Select the city and the count, from users, grouped by city. This returns one row per city, each with its user count. Berlin: 4,200. Munich: 3,100. And so on. Almost every dashboard, analytics view, and summary screen you've ever designed sits on a query shaped like this. When someone says "we need a chart of signups by month," they're describing a GROUP BY, and you now know that.


Why reading SQL is enough, and why it's necessary

Let's be clear about the bar we've set. You can now read a SELECT with filtering, sorting, and limits. You can read an INSERT, an UPDATE, and a DELETE, and you know precisely why the WHERE clause on the last two deserves your full attention. You can read a JOIN and see the relationship it's following. You can read a COUNT and a GROUP BY. That covers a genuinely large share of the SQL that exists in real applications.

You cannot yet write a complicated query from a blank screen, and that is completely fine, because that's the part AI does well. What AI cannot do is know that this UPDATE should have been scoped to one user, or that this SELECT is returning columns that shouldn't leave the server, or that this query will scan your entire orders table every time someone loads the homepage. Those are judgments about your product, made by someone who can read what was written. That someone is you.

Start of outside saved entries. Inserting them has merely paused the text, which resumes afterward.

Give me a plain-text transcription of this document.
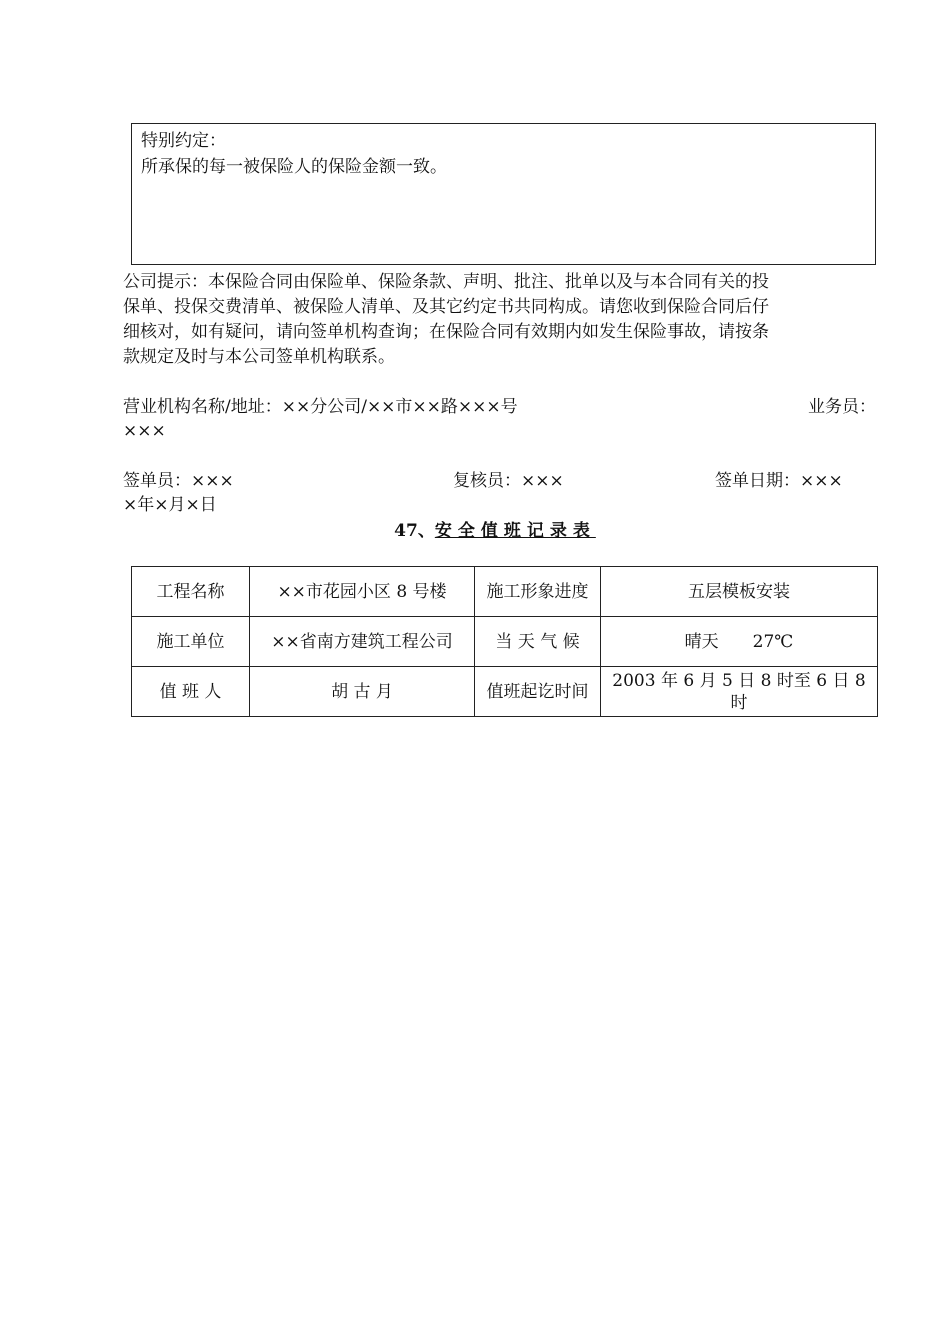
特别约定：
所承保的每一被保险人的保险金额一致。
公司提示：本保险合同由保险单、保险条款、声明、批注、批单以及与本合同有关的投
保单、投保交费清单、被保险人清单、及其它约定书共同构成。请您收到保险合同后仔
细核对，如有疑问，请向签单机构查询；在保险合同有效期内如发生保险事故，请按条
款规定及时与本公司签单机构联系。
营业机构名称/地址：××分公司/××市××路×××号	业务员：
×××
签单员：×××	复核员：×××	签单日期：×××
×年×月×日
47、安全值班记录表
工程名称	××市花园小区 8 号楼	施工形象进度	五层模板安装
施工单位	××省南方建筑工程公司	当 天 气 候	晴天　　27℃
值 班 人	胡 古 月	值班起讫时间	2003 年 6 月 5 日 8 时至 6 日 8 时
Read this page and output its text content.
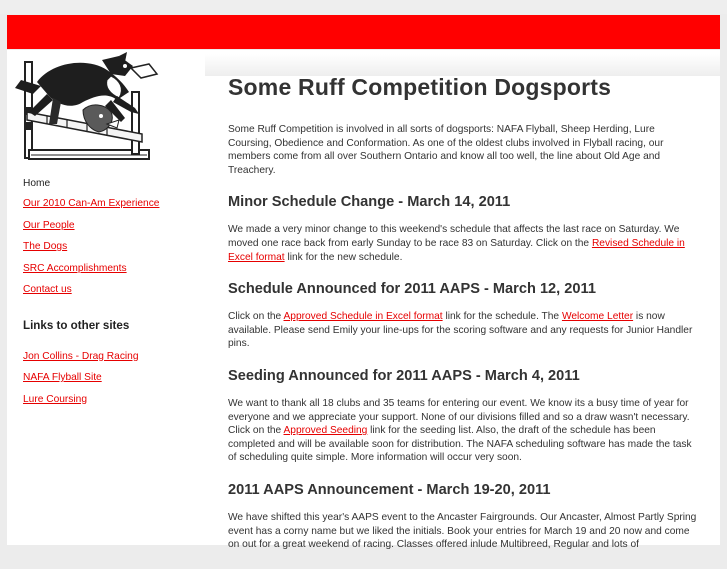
Home
Our 2010 Can-Am Experience
Our People
The Dogs
SRC Accomplishments
Contact us
Links to other sites
Jon Collins - Drag Racing
NAFA Flyball Site
Lure Coursing
Some Ruff Competition Dogsports

Some Ruff Competition is involved in all sorts of dogsports: NAFA Flyball, Sheep Herding, Lure Coursing, Obedience and Conformation. As one of the oldest clubs involved in Flyball racing, our members come from all over Southern Ontario and know all too well, the line about Old Age and Treachery.

Minor Schedule Change - March 14, 2011

We made a very minor change to this weekend's schedule that affects the last race on Saturday. We moved one race back from early Sunday to be race 83 on Saturday. Click on the Revised Schedule in Excel format link for the new schedule.

Schedule Announced for 2011 AAPS - March 12, 2011

Click on the Approved Schedule in Excel format link for the schedule. The Welcome Letter is now available. Please send Emily your line-ups for the scoring software and any requests for Junior Handler pins.

Seeding Announced for 2011 AAPS - March 4, 2011

We want to thank all 18 clubs and 35 teams for entering our event. We know its a busy time of year for everyone and we appreciate your support. None of our divisions filled and so a draw wasn't necessary. Click on the Approved Seeding link for the seeding list. Also, the draft of the schedule has been completed and will be available soon for distribution. The NAFA scheduling software has made the task of scheduling quite simple. More information will occur very soon.

2011 AAPS Announcement - March 19-20, 2011

We have shifted this year's AAPS event to the Ancaster Fairgrounds. Our Ancaster, Almost Partly Spring event has a corny name but we liked the initials. Book your entries for March 19 and 20 now and come on out for a great weekend of racing. Classes offered inlude Multibreed, Regular and lots of
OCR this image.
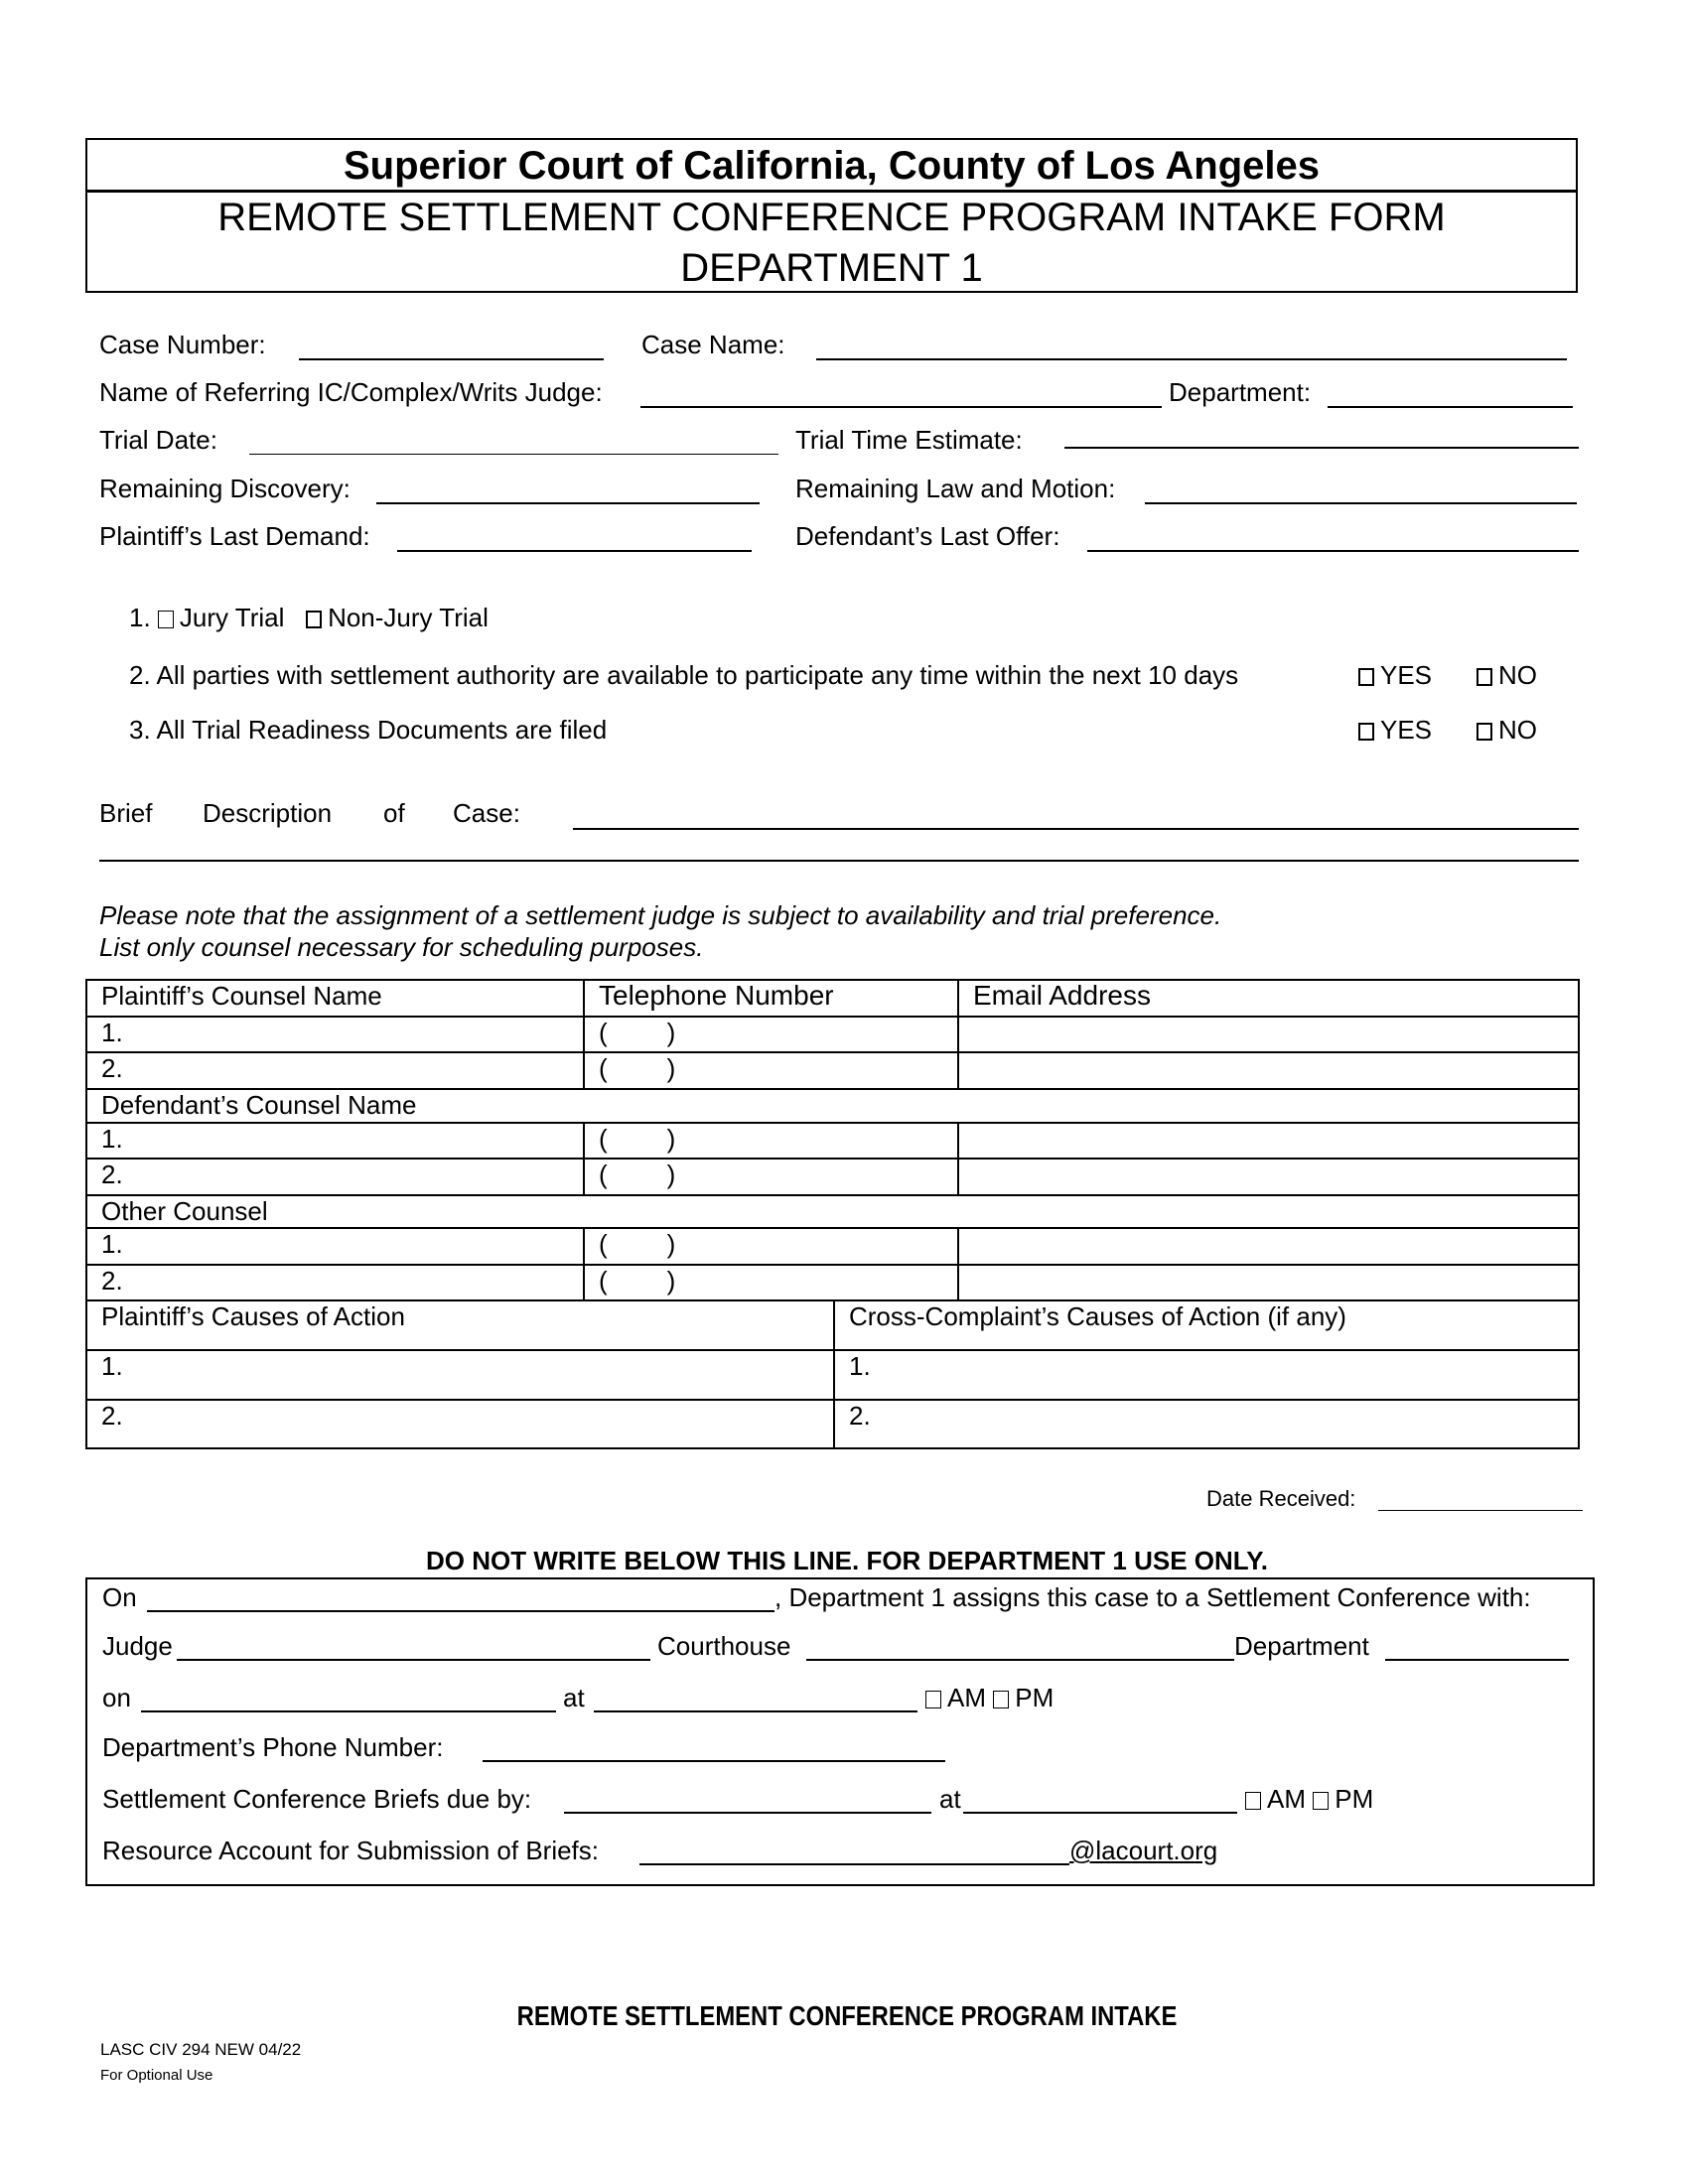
Superior Court of California, County of Los Angeles
REMOTE SETTLEMENT CONFERENCE PROGRAM INTAKE FORM
DEPARTMENT 1
Case Number:	Case Name:
Name of Referring IC/Complex/Writs Judge:	Department:
Trial Date:	Trial Time Estimate:
Remaining Discovery:	Remaining Law and Motion:
Plaintiff’s Last Demand:	Defendant’s Last Offer:
1. Jury Trial Non-Jury Trial
2. All parties with settlement authority are available to participate any time within the next 10 days	YES	NO
3. All Trial Readiness Documents are filed	YES	NO
Brief Description of Case:
Please note that the assignment of a settlement judge is subject to availability and trial preference.
List only counsel necessary for scheduling purposes.
Plaintiff’s Counsel Name	Telephone Number	Email Address
1.	( )	
2.	( )	
Defendant’s Counsel Name		
1.	( )	
2.	( )	
Other Counsel		
1.	( )	
2.	( )	
Plaintiff’s Causes of Action	Cross-Complaint’s Causes of Action (if any)
1.	1.
2.	2.
Date Received:
DO NOT WRITE BELOW THIS LINE. FOR DEPARTMENT 1 USE ONLY.
On	, Department 1 assigns this case to a Settlement Conference with:
Judge	Courthouse	Department
on	at	AM PM
Department’s Phone Number:
Settlement Conference Briefs due by:	at	AM PM
Resource Account for Submission of Briefs:	@lacourt.org
REMOTE SETTLEMENT CONFERENCE PROGRAM INTAKE
LASC CIV 294 NEW 04/22
For Optional Use
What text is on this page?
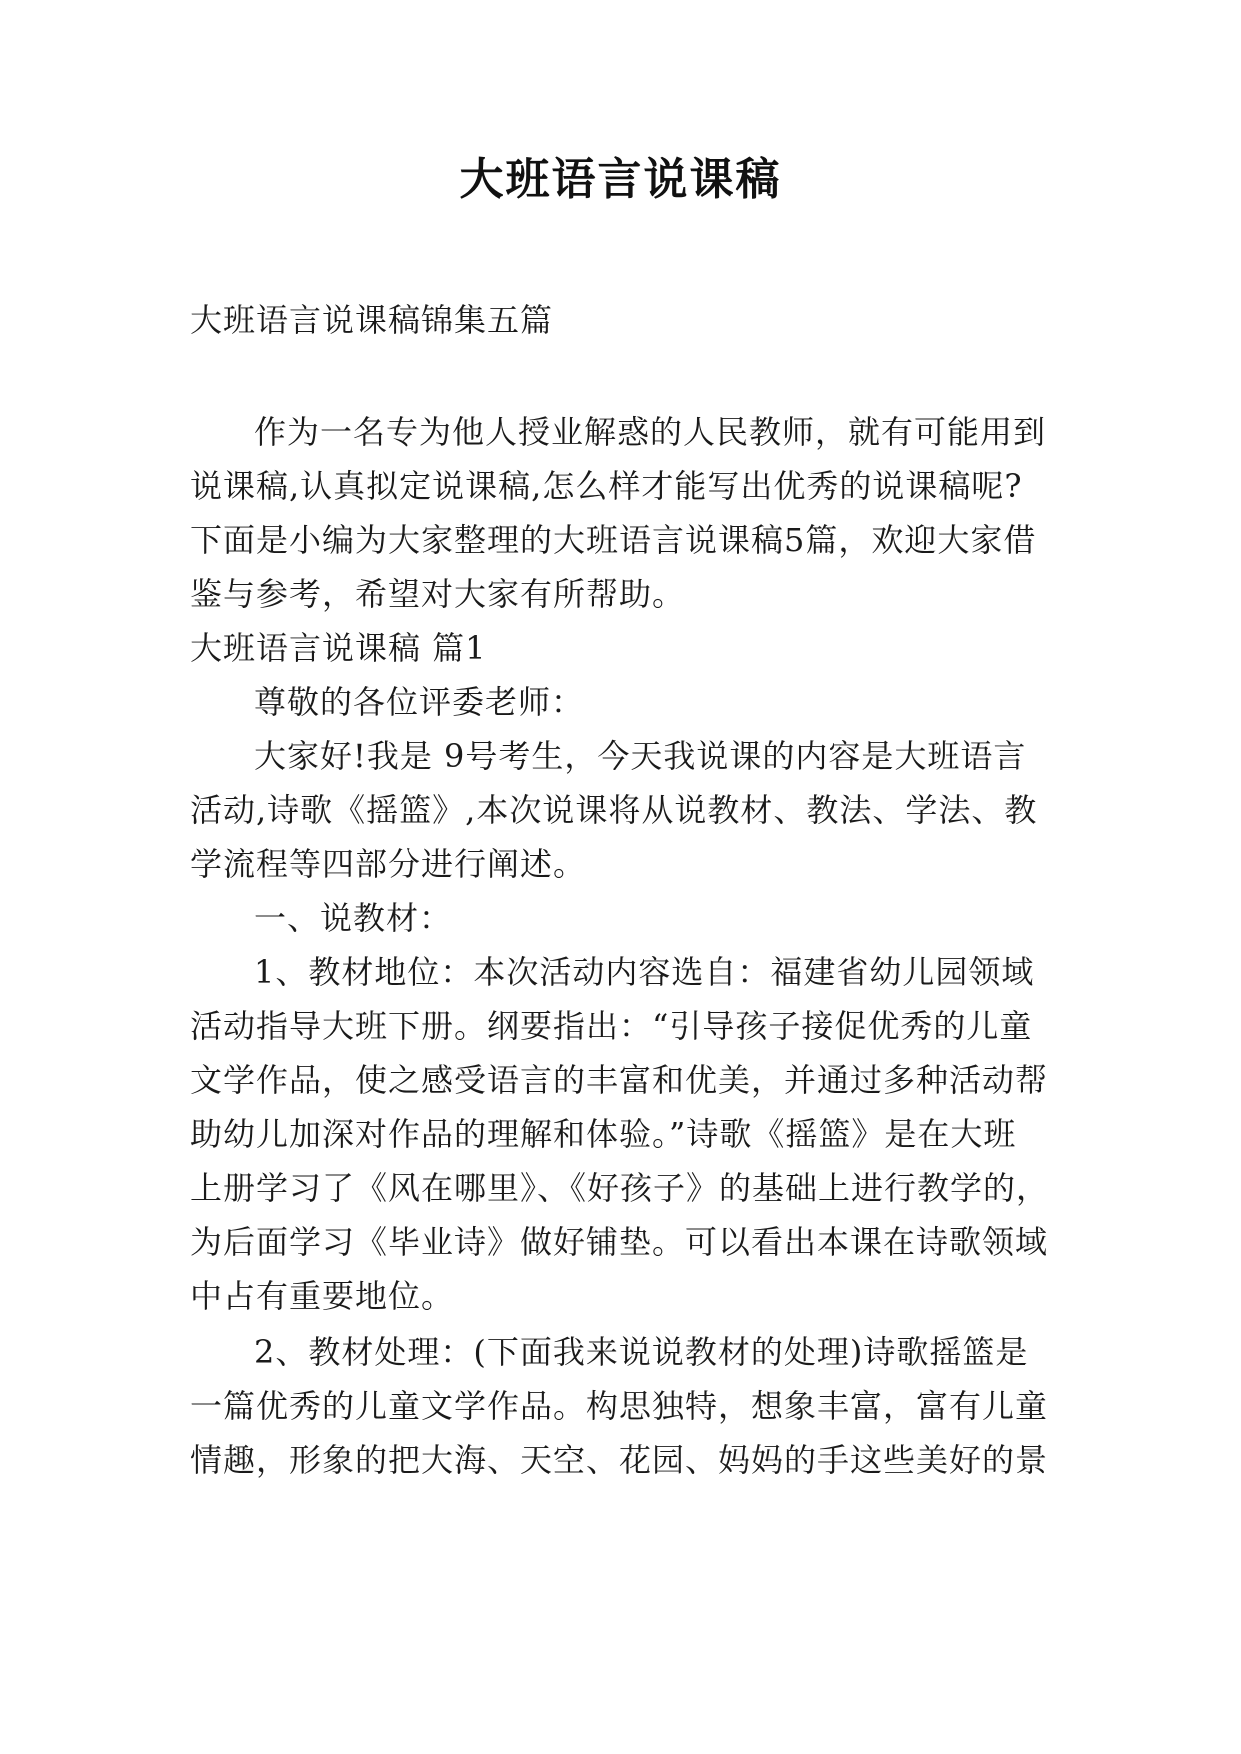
大班语言说课稿
大班语言说课稿锦集五篇
作为一名专为他人授业解惑的人民教师，就有可能用到
说课稿,认真拟定说课稿,怎么样才能写出优秀的说课稿呢?
下面是小编为大家整理的大班语言说课稿5篇，欢迎大家借
鉴与参考，希望对大家有所帮助。
大班语言说课稿 篇1
尊敬的各位评委老师：
大家好!我是 9号考生，今天我说课的内容是大班语言
活动,诗歌《摇篮》,本次说课将从说教材、教法、学法、教
学流程等四部分进行阐述。
一、说教材：
1、教材地位：本次活动内容选自：福建省幼儿园领域
活动指导大班下册。纲要指出：“引导孩子接促优秀的儿童
文学作品，使之感受语言的丰富和优美，并通过多种活动帮
助幼儿加深对作品的理解和体验。”诗歌《摇篮》是在大班
上册学习了《风在哪里》、《好孩子》的基础上进行教学的，
为后面学习《毕业诗》做好铺垫。可以看出本课在诗歌领域
中占有重要地位。
2、教材处理：(下面我来说说教材的处理)诗歌摇篮是
一篇优秀的儿童文学作品。构思独特，想象丰富，富有儿童
情趣，形象的把大海、天空、花园、妈妈的手这些美好的景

There's one more thing worth naming, because it's where careless SQL becomes a security problem rather than just a correctness one. When user input gets pasted directly into a query, someone can craft input that changes the query's meaning, an attack called SQL injection. It's the classic database vulnerability. The fix is well-established, you never build a query by gluing user input into it; you pass the input separately as a parameter, so the database treats it strictly as a value and never as instructions. Modern tools do this by default, which is why this is less common than it once was. But now you know what it is, and if you ever see a query being assembled by sticking a user's input into the middle of it, you'll recognize the shape of a real problem. That recognition is exactly what reading SQL buys you.


Do this before the next post

Ask an AI to give you the SQL for a few things against a table you invent, and read every query it hands back before accepting it.

Try: "give me a SQL query to find the 5 most recent orders over $100 from customers in Germany, showing the customer's name." You'll get something with a SELECT, a WHERE with two conditions, a JOIN to the customers table, an ORDER BY, and a LIMIT. Read each clause and say aloud what it does. Every piece will be something from this post.

Then ask for "a query to mark an order as cancelled," and check it. Does it have a WHERE clause? Is that WHERE specific enough that it can only ever affect one order? If it isn't, you've just caught a real bug of the most dangerous kind, before it ever ran against real data.

That habit, reading the query before it runs, especially any query that changes data, is one of the highest-value two-second checks in all of building. Everything in this post exists so you can perform it with confidence.